Answer: Infinite. Or: None.
Since the report on sexism at Dalhousie’s dentistry program was released last week, observers have noted — just as they did after the report on sexism in the military came out earlier this year — that no campus or government department is an island. Our broader culture is, at root, to blame.
And it’s true.
The Dalhousie report, which stemmed from the revelation of a very rapey Facebook page run by male students — found the school “permits incidents of sexism, misogyny, homophobia and racism.”
Dalhousie, of course, isn’t alone. Last week, a York University student filed a human-rights complaint against that school for its allegedly lackadaisical response when she told them she’d been raped by a fellow student.
“The (Facebook page) ‘Class of DDS 2015 Gentlemen’ did not exist in a vacuum,” the Dalhousie report notes in its section on “Society,” under the heading “Why did this happen?”

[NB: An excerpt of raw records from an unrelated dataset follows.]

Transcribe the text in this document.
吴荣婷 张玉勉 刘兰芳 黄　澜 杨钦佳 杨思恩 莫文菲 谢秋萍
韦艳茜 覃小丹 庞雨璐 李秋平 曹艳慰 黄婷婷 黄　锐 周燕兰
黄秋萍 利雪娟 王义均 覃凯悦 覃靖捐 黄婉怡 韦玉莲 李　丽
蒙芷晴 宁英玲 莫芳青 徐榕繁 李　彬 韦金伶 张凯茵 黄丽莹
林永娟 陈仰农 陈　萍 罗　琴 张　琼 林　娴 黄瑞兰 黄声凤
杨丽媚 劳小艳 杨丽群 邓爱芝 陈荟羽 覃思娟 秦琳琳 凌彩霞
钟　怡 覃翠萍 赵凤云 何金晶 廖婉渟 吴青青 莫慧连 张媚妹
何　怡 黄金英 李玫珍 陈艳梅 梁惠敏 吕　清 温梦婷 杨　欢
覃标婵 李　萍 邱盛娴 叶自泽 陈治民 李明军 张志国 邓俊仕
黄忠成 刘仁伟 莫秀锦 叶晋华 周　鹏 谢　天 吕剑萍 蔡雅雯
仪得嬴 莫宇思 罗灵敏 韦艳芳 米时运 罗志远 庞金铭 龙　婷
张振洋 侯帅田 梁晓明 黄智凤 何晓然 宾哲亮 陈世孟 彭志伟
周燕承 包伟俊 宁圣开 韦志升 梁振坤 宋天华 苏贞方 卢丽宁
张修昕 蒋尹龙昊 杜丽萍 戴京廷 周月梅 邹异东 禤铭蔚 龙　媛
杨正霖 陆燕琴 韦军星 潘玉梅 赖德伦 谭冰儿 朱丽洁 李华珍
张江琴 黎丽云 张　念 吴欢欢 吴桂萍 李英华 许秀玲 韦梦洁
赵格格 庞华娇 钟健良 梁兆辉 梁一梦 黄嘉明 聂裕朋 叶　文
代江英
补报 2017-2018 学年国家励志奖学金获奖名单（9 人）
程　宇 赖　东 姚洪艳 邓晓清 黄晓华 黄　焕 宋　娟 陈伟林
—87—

If that sounds like a cop-out by the report’s authors, partly, it is. It’s an admission of the obvious: that reports can’t solve sexism, as much as they may attempt to do their part. They can’t even force change unless they’re turned into action (the Dalhousie recommendations don’t even include new rules at the school: It already has sufficient ones in place).
In fact, they’re most successful as litmus tests. We’re at a point on the sexism scale, they indicate, where the ultimate, implicit goal is a world free from prejudice. We’ve made improvements, we then tell ourselves. Maybe, with these reports, we can make more.
And maybe, a lot won’t change. The Dalhousie Facebook page, with its comments about using nitrous oxide on women and “hate f–king” them, carries the same message as was scrawled across Queen’s University in 1989. At the time, as This Magazine reported, signs such as “‘No’ means ‘Kick her in the teeth,’” “‘No’ means more beer” and “‘No’ means ‘Down on your knees, b-tch’” were posted in response to a “‘No’ means ‘No”’ campaign against date rape.
Some days, and this is one of them, I don’t believe victory over sexism is possible. I don’t believe reports will do much to help. I don’t feel like doing the womanly thing and being grateful for how far we’ve come, or hopeful for the future. I’m not even angry.
I drink my coffee, and do my job, and think that’s just the society we will always live in.